Une nouvelle opération antiterroriste a été menée en Espagne contre le mouvement subversif, ce mercredi 28 octobre 2015. Nous avons reçu cette contribution, que nous publions intégralement, de la part de barcelonais qui se sentent directement concernés par cette vague d’arrestations.

Acte III : PANDORA II, 28 octobre 2015

Ce mercredi 28 octobre 2015, une troisième vague d’arrestations a eu lieu en Catalogne, dans le cadre d’une enquête judiciaire diligentée par le juge Juan Pablo Gonzalez membre de l’Audiencia Nacional à Madrid, l’une des plus haute juridiction du pays, également à l’origine des deux précédentes opérations Pandora (novembre 2014) et de l’opération Pinata (30 Mars 2015). Sur les conseils des services de renseignements de la police catalane, 62 personnes furent arrêtées au total dans ces trois procédures visant les mouvements contestataires espagnols.

Mercredi matin, on apprenait donc l’arrestation d’un camarade qui se rendait à son travail dans le quartier de Sants à Barcelone. Dès l’annonce de cette opération de police, des amis et voisins ont accouru pour tenter d’empêcher la perquisition et montrer leur solidarité, avant d’être évacués par les Mossos d’Escuadra (police Catalane). Au même moment 8 autres arrestations avaient lieu dans différentes villes de Catalogne (Barcelone, Manresa).

Comme à chaque fois dans ce type d’enquête diligentée par l’Audience Nationale, les 9 camarades furent directement transférés à Madrid pour une garde-à-vue sous régime antiterroriste, avec pour accusation d’appartenir à « une organisation criminelle à finalité terroriste ».

Après 48h de garde-à-vue, 8 personnes parmi les arrêtées ont été remise en liberté sous caution, ou avec des amendes, pour un total de plus de 29 000 euros. Un seul camarade est resté détenu en préventive avec pour seule accusation une note des Mossos de Escuadra indiquant qu’il y a « des indices de l’unité idéologique des GAC (Groupes Anarchistes Coordonnés) : une stratégie visant à déstabiliser l’État et altérer la paix sociale ». Cette personne est un camarade connu pour son soutien aux familles et squats du quartier en instance d’expulsion, il est avocat du travail, membre de la CNT et membre actif du syndicat du logement du quartier de Sants.

Comme lors des deux précédentes affaires, il est reproché à ces personnes de faire partie de (ou de soutenir) une organisation terroriste.

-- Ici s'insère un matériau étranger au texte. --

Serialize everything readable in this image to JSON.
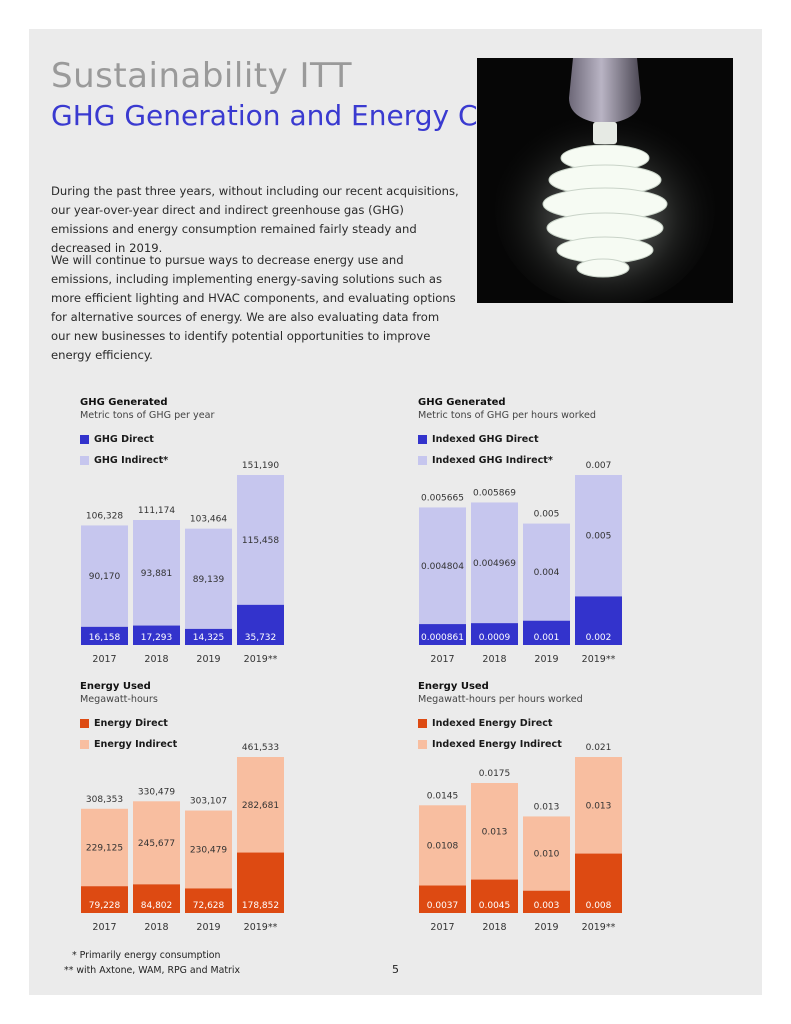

Ces accusations sont étayées par l’usage (par les accusés) d’outils de sécurité informatique comme Tor ou Riseup.net, par le fait d’avoir dans leurs bibliothèques des livres « subversifs », comme dans ce cas un ouvrage intitulé « Contra la democracia » ou des compte-rendus d’assemblées publiques.

Acte I : PANDORA I, 16 Décembre 2014

Tout a commencé en novembre 2014, avec l’arrestation de 11 personnes à Madrid et Barcelone dans le cadre de l’Opération PANDORA, d’une envergure jamais vue depuis 1992 et la fameuse Opération Garzon menée contre le groupe indépendantiste révolutionnaire catalan Terra Lliure. Cette opération avait pour but de s’attaquer directement aux réseaux de solidarité aux prisonniers politiques et notamment à Francisco et Monica, arrêtés il y a tout juste deux ans dans l’enquête sur l’explosion d’une petite bonbonne de gaz devant la cathédrale del Pilar à Zaragoza, Province d’Aragon. Comme aujourd’hui, les personnes avaient été accusées d’appartenir à « une organisation terroriste » et de « détention de matériel explosif ». Transférées pour des garde-à-vues de 96h devant le juge antiterroriste de l’audience Nacionale à Madrid, 7 personnes furent placées en détention provisoire pour plusieurs mois, avant d’être toutes libérées au mois de janvier 2015. Un grand mouvement de solidarité est né après cette vague d’arrestations, rassemblant jusqu’à près de 10 000 personnes dans les rues de Barcelone.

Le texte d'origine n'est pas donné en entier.